Além disso, o Sindicato da Indústria do Fumo do Rio Grande do Sul, a Souza Cruz e a Philip Morris, através das ações de n. 2008.71.00.026898-0 (2ª Vara Federal de Porto Alegre), 2008.51.01.023632-3 (3ª Vara da Justiça Federal do Rio de Janeiro) e 2009.51.01.006952-6 (Justiça Federal do Rio de Janeiro), pretendem suspender as determinações da RDC 54/2008, da ANVISA. Somente a ação da Souza Cruz foi julgada procedente em parte, para eximir a empresa de usar a mensagem “Perigo”. As demais foram julgadas improcedentes, e todas transitaram em julgado. Há ainda ação (0007468-39.2017.4.01.3400, na Justiça do Distrito Federal e Territórios) em que a Souza Cruz pretende a declaração de ilegalidade e inconstitucionalidade da determinação do artigo 3º, § 6º, da Lei nº 9.294/96 (alterado em 2011), que determinou a impressão de texto de advertência adicional ocupando 30% da parte inferior da face frontal das embalagens de produtos de tabaco.
Ainda, em 2012 a ANVISA publicou a Resolução RDC nº 14/2012, que proibiu a importação e a comercialização de produtos fumígenos derivados do tabaco que contenham aditivos com efeito e objetivo de realçar o sabor ou o aroma do produto. A norma administrativa, entretanto, nunca chegou a gerar efeitos práticos, pois restou suspensa por decisões judiciais de diferentes instâncias.
Objeto de ação direta de inconstitucionalidade (ADI nº 4874/DF), ajuizada pela CNI, o julgamento no STF culminou na manutenção da Resolução nº 14/2012, mas o placar de 5 (cinco) votos a 5 (cinco) levou a Corte a considerar a decisão como não vinculante às demais instâncias, o que permitiu a manutenção de outras decisões de graus inferiores pela suspensão da norma da ANVISA.

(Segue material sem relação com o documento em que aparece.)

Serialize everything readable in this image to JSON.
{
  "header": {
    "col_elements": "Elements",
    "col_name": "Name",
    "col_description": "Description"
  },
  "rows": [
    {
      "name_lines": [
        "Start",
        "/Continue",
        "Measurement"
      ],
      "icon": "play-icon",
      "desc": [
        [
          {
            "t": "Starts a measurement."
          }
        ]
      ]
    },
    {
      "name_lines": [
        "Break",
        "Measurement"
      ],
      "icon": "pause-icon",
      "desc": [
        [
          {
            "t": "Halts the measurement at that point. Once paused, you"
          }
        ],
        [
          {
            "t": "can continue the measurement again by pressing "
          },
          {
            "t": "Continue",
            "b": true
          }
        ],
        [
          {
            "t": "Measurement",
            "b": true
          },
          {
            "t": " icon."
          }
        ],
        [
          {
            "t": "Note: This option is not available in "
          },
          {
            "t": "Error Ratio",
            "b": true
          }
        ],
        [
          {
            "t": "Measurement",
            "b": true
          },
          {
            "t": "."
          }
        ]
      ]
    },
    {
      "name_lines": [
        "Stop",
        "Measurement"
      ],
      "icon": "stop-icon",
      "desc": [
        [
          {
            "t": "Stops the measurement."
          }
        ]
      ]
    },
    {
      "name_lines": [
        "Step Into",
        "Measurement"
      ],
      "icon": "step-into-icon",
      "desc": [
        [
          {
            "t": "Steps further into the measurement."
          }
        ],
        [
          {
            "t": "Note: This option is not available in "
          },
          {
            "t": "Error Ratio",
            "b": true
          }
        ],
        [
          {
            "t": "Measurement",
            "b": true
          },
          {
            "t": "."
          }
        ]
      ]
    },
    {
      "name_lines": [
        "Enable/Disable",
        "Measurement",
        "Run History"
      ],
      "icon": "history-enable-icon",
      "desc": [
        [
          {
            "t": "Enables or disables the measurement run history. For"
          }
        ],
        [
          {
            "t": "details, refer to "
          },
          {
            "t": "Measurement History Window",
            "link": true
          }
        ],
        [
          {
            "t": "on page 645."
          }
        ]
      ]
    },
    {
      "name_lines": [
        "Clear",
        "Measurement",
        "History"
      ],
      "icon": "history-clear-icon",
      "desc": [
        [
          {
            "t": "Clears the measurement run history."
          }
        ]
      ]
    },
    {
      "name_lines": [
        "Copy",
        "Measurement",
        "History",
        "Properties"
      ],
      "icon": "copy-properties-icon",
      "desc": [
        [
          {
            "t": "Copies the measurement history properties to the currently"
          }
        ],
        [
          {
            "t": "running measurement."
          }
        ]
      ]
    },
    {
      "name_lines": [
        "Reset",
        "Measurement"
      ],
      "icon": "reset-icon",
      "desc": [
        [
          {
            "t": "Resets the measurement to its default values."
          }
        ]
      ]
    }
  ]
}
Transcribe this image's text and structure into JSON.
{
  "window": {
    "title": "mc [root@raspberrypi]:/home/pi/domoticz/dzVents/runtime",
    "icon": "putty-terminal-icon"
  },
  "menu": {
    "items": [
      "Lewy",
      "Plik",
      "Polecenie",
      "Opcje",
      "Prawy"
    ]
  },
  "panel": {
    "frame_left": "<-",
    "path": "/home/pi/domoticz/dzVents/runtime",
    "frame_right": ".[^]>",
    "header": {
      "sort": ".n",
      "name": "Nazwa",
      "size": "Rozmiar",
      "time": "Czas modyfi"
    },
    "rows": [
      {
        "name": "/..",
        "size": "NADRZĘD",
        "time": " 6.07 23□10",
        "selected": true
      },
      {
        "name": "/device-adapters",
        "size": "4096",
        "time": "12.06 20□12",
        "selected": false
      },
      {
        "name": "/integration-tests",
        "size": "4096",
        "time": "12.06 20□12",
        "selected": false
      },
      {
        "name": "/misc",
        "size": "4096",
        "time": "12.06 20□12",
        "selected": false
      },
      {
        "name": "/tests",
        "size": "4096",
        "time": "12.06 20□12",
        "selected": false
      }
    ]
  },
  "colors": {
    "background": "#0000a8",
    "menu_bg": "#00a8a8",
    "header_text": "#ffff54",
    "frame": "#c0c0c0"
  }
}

As consequências das condutas das demandadas sobre a população brasileira e, em consequência, o Sistema Único de Saúde:
A presente demanda, por limitações processuais e materiais, não admitirá a promoção de uma efetiva reparação total dos prejuízos gerados, até porque se tratam de doenças e perda de vidas, situações que não podem ser precificadas.
Assim, a ação é uma mera tentativa de recomposição parcial, especialmente sob o viés econômico para o Estado. Ao final, como será delineado nos pedidos, também se busca uma condenação em dano moral coletivo, em vista de toda a conjuntura aqui descrita, nesse ponto confiando no prudente arbítrio do Poder Judiciário.
² As estratégias das requeridas foram efetivas, visto que somente em 2011 alterou-se a Lei Federal nº 9.294/96 (art. 2º), para não mais permitir os fumódromos, sendo que a respectiva regulamentação veio apenas em 2014, quando de fato a disposição legal começou a gerar efeitos práticos. Antes disso ainda, quando legislações municipais e estaduais buscaram vedar o fumo em locais fechados de utilização coletiva, a indústria do tabaco e grupos de frente por si apoiados e patrocinados se opuseram fortemente, utilizando-se de lobby e das demais estratégias já conhecidas e mencionadas, como a judicialização, empregada contra legislações estaduais, entre os anos de 2008 e 2009.